In my experience, pharmacists, in particular, tend to hold on to far too many tasks that other members of staff would be perfectly capable of doing. This could be something as simple as answering the phone or counting the prescriptions. It all depends on the skill mix in the pharmacy, but often I see pharmacists thinking it’s easier or quicker to do something themselves than to show someone else how to do it. On that one occasion it may be, but going forward it will pay to show others how to do different tasks in the pharmacy. I often ask myself, ‘Does it really need me to do this?’ If the answer is ‘no’ and someone else is available, then I will ask or show them. The trick I’ve found with this is to try and incorporate these sorts of jobs into someone’s daily role and responsibilities so that I know they are covered. I can then do the things that really need me as the pharmacist to do them.
So come on, don’t be afraid to let go of a few things. You will be amazed by how well staff can handle them, sometimes even better than an overstretched pharmacist.
The problem is that this is just shifting workload around the same tasks are just being performed by different people. To create capacity we need to work smarter, rather than harder.
In my experience, pharmacists, in particular, tend to hold on to far too many tasks that other members of staff would be perfectly capable of doing
If you take a good look, I am sure you can find all kinds of small efficiencies in your pharmacy. This could be something as simple as looking at your ordering system. It’s so more efficient to check off one order of 10 packs of paracetamol than 10 orders of one pack, for example.

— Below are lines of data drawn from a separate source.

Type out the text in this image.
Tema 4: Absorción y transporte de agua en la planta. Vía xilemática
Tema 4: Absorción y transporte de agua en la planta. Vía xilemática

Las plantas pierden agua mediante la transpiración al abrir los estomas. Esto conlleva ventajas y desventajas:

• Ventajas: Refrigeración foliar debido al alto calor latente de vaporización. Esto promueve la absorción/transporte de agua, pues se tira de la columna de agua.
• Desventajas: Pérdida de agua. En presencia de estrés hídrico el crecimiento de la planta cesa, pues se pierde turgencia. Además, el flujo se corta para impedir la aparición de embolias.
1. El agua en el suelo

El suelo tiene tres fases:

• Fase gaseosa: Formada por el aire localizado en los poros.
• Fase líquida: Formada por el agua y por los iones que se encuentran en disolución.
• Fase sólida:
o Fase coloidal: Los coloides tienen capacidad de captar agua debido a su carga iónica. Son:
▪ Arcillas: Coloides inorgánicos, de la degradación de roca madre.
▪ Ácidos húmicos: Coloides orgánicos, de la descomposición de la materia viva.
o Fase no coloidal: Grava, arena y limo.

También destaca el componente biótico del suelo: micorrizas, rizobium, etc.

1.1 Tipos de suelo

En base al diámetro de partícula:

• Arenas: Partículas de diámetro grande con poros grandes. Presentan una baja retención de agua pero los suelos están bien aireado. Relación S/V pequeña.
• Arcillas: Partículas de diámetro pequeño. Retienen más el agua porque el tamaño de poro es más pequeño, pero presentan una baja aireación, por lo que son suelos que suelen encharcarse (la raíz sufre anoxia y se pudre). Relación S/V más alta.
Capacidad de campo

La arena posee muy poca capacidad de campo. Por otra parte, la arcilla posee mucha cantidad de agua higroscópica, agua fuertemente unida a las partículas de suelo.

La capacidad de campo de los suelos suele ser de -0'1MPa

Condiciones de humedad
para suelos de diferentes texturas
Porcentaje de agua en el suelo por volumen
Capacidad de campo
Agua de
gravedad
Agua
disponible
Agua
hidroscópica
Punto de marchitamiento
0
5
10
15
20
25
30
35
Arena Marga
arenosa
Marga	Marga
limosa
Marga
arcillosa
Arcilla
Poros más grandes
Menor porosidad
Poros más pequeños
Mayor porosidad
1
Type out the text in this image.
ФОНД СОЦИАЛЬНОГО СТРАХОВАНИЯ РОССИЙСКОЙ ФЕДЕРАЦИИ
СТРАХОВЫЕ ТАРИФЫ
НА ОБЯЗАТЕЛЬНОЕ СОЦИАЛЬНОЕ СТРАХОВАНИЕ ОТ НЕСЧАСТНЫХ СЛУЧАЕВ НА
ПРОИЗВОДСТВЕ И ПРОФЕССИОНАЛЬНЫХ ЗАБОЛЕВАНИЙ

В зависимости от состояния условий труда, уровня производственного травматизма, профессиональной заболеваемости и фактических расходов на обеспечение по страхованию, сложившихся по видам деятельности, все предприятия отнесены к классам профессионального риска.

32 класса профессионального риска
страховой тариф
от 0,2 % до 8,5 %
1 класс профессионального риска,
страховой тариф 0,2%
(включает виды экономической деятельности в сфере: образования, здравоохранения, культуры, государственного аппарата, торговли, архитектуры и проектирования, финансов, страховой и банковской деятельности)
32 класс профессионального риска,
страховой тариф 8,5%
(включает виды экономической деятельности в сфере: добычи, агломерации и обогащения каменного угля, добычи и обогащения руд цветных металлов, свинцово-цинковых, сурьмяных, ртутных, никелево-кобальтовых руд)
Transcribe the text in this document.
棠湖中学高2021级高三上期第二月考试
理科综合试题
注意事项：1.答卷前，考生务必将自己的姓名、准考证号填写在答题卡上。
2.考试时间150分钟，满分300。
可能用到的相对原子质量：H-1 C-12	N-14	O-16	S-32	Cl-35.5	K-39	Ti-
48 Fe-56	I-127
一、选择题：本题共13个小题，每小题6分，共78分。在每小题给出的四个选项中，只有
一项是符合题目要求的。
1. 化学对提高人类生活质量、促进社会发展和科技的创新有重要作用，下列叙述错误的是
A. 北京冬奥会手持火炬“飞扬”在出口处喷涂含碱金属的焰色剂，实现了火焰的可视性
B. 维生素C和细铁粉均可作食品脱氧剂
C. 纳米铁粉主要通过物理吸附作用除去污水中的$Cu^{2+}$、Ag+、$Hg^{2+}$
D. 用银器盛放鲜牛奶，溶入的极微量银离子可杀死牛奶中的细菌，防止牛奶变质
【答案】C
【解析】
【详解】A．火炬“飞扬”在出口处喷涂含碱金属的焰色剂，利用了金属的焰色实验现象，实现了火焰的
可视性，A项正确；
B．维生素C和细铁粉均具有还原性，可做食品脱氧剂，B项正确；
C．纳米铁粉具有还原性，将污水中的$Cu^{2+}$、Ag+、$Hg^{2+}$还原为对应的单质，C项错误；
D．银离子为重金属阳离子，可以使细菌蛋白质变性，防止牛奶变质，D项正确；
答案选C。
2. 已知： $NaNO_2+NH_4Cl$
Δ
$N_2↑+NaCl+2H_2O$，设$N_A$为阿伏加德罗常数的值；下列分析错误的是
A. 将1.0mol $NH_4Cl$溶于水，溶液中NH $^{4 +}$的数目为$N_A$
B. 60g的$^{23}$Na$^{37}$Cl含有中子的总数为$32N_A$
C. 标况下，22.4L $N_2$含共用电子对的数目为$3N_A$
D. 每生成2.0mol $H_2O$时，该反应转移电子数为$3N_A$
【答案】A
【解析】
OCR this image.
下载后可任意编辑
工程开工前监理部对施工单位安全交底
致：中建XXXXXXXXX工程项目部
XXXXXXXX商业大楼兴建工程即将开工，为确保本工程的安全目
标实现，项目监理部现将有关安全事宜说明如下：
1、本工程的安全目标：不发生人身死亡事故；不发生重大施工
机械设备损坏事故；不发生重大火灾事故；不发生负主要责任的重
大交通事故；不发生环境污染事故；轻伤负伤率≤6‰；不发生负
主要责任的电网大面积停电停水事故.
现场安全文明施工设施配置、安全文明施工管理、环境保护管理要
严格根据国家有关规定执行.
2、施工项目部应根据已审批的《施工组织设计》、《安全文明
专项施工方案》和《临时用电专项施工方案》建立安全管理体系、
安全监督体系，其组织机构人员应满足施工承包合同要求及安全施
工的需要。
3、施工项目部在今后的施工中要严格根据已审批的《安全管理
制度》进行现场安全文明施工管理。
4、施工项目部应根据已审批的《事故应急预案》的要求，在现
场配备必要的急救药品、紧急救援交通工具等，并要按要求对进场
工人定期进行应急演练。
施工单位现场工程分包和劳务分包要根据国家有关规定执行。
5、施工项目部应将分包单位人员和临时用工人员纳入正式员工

Whether it’s a simple thing like that or a more complicated one such as restructuring your prescription-collection schedule to even out workflow, small efficiencies do soon add up.
I’ve also found that by targeting those things that were actually wasting time (eg looking for prescriptions that aren’t yet back from the surgery), you can sometimes remove a small amount of daily stress for everyone across the pharmacy team as well.